Belgrade, Oct 24, 2005- The final part of the plenary session of the Mission of the International Monetary Fund (IMF) and the delegation of the Serbian government began today at the National Bank of Serbia (NBS), at which negotiations will be held on the verification of the fifth and the sixth revisions, and, at the same time final, three year financial arrangement with the IMF.
From left: Radovan Jelasic, Slobodan Lalovic and Predrag Bubalo
Author:
Tanjug
The delegation of the IMF is being led by Head of the IMF Mission in Serbia-Montenegro Piritta Sorsa, while the Serbian government’s delegation consists of Serbian Minister of Economy Predrag Bubalo, Serbian Minister of Labour, Employment and Social Policy Slobodan Lalovic and NBS Governor Radovan Jelasic, who also represents Serbia-Montenegro as a governor in the IMF.
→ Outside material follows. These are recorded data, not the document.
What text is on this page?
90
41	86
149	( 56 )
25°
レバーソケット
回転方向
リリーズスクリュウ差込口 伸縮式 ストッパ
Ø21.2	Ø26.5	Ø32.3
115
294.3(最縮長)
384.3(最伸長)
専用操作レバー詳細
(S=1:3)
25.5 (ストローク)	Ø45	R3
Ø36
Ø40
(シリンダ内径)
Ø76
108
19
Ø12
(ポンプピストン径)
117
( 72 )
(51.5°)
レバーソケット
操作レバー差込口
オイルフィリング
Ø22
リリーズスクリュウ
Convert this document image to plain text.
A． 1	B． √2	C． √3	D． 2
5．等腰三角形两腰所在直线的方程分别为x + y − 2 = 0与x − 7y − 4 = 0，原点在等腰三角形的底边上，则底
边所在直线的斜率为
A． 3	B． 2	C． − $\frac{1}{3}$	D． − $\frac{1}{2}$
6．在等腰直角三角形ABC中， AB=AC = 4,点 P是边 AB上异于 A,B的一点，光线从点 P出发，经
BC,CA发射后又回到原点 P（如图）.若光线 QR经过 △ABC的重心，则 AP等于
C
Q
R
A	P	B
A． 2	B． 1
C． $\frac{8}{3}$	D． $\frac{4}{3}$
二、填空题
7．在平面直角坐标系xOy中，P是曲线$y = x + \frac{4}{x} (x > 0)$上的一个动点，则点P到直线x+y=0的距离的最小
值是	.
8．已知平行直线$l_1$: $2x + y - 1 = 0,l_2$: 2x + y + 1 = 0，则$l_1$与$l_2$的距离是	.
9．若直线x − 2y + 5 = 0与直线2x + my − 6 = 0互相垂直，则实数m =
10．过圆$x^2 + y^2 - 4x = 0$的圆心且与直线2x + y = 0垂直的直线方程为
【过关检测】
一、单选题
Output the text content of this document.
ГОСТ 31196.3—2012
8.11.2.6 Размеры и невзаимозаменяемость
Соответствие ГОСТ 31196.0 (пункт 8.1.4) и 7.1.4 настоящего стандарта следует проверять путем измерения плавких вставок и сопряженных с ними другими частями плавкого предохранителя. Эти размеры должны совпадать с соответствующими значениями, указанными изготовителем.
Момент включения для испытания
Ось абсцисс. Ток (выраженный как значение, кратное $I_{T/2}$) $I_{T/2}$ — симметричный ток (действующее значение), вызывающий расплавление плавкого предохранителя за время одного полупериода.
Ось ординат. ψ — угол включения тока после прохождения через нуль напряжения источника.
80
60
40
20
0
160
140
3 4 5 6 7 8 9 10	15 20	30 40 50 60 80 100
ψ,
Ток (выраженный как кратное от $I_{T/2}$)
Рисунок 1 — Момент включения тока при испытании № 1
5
In their talks with the IMF, representatives of the Serbian government will present a proposal of economic policies and a budget for the forthcoming year, as well as concrete suggestions for reduction of public expenditure, so that the effect of amendments adopted to the law on pensions does not count against the agreed upon reduction of its participation in GDP.
On October 20, talks between the Serbian government’s technical commission and the IMF began with the collection of data necessary for assessing the Serbian budgets for 2005 and 2006.
The final talks should be concluded by October 28, and, in case of their success, the IMF Board of Directors should bring a decision by the end of this year on ending the three year arrangement, thus bringing about the writing off of Serbia’s remaining 15 percent of debt to the Paris Club of Creditors, which stands at approximately $700 million.